Dengan demikian permasalahan tersebut bersifat multi-faktor, maka dapat kita simpulkan bahwa hal ini merupakan persoalan yang sifatnya demografis. Perlu dipahami oleh mahasiswa, studi Islam pada dasarnya menuntut kita agar mampu berpikir konseptual dan melakukan abstraksi. Istilah-istilah asing dan ilmiah juga tak bisa untuk dihindari.
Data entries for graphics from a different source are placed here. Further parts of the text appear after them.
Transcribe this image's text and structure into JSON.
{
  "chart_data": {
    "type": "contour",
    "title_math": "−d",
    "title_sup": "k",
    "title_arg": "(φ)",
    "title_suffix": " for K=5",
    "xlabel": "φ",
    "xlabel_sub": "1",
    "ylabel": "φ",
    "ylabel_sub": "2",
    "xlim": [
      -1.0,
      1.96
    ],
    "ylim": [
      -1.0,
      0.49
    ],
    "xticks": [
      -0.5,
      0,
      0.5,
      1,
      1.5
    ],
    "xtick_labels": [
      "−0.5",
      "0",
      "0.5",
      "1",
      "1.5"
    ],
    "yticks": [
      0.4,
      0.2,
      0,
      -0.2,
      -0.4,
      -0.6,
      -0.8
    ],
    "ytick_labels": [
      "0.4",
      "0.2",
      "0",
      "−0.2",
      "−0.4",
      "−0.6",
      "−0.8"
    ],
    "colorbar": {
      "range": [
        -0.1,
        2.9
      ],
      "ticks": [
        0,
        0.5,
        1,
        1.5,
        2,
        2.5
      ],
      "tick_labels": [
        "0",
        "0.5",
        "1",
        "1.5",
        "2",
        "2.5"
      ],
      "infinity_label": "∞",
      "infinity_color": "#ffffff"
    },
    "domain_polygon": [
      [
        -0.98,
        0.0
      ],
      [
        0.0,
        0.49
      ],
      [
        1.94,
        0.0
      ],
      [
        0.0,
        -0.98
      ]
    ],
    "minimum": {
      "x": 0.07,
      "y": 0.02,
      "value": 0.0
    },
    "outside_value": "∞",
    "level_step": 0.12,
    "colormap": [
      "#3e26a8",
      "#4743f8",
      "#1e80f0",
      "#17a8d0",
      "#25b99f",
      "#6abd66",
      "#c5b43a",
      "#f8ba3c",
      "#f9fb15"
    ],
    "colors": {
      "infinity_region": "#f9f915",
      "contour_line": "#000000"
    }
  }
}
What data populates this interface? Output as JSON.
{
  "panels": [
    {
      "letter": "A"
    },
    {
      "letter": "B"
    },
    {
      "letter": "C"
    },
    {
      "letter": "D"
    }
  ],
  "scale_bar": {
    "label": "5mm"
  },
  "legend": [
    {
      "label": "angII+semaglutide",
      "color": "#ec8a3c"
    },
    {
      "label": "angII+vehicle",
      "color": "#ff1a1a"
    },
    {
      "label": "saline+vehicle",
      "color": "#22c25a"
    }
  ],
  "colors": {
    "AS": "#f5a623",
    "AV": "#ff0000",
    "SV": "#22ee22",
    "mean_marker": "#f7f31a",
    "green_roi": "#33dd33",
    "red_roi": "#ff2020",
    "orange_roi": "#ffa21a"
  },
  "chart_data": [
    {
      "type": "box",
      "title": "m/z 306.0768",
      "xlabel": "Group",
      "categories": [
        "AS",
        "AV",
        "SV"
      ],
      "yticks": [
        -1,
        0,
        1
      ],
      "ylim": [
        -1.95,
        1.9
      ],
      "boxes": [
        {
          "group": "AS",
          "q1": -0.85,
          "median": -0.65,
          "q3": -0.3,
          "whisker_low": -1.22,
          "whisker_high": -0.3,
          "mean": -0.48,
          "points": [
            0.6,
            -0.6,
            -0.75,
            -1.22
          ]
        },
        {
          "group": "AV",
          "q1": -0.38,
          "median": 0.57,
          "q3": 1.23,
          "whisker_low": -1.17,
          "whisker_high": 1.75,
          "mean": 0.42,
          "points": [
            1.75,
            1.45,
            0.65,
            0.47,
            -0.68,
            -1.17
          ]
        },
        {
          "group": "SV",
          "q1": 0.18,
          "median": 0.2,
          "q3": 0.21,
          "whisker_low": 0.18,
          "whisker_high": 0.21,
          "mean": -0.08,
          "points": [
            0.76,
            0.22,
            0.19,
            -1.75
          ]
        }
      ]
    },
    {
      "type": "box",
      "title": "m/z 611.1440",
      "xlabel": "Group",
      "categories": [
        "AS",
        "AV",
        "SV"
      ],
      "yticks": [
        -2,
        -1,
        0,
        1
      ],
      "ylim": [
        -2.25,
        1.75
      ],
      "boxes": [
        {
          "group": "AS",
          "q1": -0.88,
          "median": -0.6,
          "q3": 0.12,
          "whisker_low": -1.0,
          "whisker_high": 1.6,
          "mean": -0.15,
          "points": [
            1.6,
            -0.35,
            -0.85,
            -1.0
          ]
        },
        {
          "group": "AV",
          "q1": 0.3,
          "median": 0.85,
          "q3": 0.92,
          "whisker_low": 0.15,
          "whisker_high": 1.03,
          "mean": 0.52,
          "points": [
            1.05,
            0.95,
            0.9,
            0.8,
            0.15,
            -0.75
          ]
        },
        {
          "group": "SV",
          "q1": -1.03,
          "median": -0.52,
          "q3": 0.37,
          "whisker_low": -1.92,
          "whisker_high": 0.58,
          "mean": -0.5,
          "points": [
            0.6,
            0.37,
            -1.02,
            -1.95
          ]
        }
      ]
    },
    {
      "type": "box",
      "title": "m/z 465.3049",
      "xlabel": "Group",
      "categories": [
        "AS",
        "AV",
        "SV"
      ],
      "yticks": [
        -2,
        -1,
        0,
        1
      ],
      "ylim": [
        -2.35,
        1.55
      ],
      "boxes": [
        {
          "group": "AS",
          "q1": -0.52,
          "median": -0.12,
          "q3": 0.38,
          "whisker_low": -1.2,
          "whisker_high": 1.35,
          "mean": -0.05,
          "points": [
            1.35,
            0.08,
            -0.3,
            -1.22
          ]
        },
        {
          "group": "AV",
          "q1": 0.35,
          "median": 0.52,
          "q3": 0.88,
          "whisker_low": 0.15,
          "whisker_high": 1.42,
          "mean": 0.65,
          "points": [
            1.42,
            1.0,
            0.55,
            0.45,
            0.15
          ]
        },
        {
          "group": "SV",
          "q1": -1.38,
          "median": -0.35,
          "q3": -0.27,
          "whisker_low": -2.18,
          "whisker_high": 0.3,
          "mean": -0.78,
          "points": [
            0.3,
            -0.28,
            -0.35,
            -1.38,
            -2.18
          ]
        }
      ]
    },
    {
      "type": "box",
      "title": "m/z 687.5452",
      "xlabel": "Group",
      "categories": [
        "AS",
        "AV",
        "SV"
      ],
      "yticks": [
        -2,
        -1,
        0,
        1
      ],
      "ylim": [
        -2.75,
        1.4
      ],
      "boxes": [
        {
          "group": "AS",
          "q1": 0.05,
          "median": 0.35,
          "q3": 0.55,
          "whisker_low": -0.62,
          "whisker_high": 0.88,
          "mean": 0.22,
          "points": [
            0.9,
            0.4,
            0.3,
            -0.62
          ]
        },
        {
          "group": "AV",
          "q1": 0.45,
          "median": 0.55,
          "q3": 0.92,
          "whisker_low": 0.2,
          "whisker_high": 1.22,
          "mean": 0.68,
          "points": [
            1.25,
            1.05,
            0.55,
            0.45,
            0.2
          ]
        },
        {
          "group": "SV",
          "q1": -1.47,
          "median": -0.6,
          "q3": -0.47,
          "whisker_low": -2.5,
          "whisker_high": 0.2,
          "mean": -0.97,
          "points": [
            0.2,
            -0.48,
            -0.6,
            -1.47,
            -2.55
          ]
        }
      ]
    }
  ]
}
Perlu Pembaruan Budaya Belajar
Jika diperhatikan dewasa kini pengembangan keilmuan Islam masih memiliki persoalan yang perlu diselesaikan; pertama, dikotomi antara ilmu umum dan ilmu agama secara diametral menghambat terbukanya pintu ijtihad terutama dalam studi Islam.
Kedua, dominasi pendekatan bayani (tekstual) yang cenderung pada taqdiisu-l-afkar ad-diniyyah (pensakralan pemikiran keagamaan) membuat peradaban Islam tidak mampu mengembangkan ilmu pengetahuan dan teknologi yang sesuai dengan prinsip serta nilai-nilai keislaman. Ketiga, kompleksitas problem keislaman secara empirik belum memungkinkan untuk diselesaikan lantaran perangkat ilmu pengetahuan baik secara bangunan paradigma hingga pada kerangka metodologi belum cukup mumpuni.
Dominasi paradigma ilmu pengetahuan modern yang membatasi pengembangan ilmu hanya melalui penalaran rasional dan empiris pada gilirannya menjadi tantangan tersendiri bagi lembaga pendidikan tinggi untuk lebih mengenalkan Islamic Studies.
Kampus perlu membuka diri dan beradaptasi dengan perkembangan zaman beserta kondisi sosio-kultur yang berubah. Jangan sampai pemeringkatan, akreditasi, dan semua instrumen tersebut justru membuat kampus abai terhadap pemberdayaan kapasitas mahasiswanya. Pengembangan kurikulum, bahan ajar, serta metodologi dalam studi Islam harus digarap lebih serius. Bahkan jangan sampai ada kampus Islam yang tidak mengajarkan pengantar studi Islam dalam silabusnya.
Dosen dituntut agar dapat memahami ‘dunia’ generasi mahasiswa hari ini seperti apa? Bagaimana cara mereka memandang ‘dunia’ nya? Apa yang mereka butuhkan? Permasalahan apa yang mereka hadapi? Sehingga pada gilirannya, pendekatan yang digunakan dalam mengajar mampu disesuaikan dengan karakter mereka.
Mahasiswa harus paham bahwa dirinya di dalam kelas merupakan subjek yang belajar, sehingga ketika terdapat hal-hal yang sulit untuk dipahami ia mampu untuk melakukan eksplorasi secara mandiri dan diskursus di dalam kelas memungkinkan untuk tercipta. Ketimbang saling ‘menghakimi’, mulailah mencoba untuk saling ‘memahami’.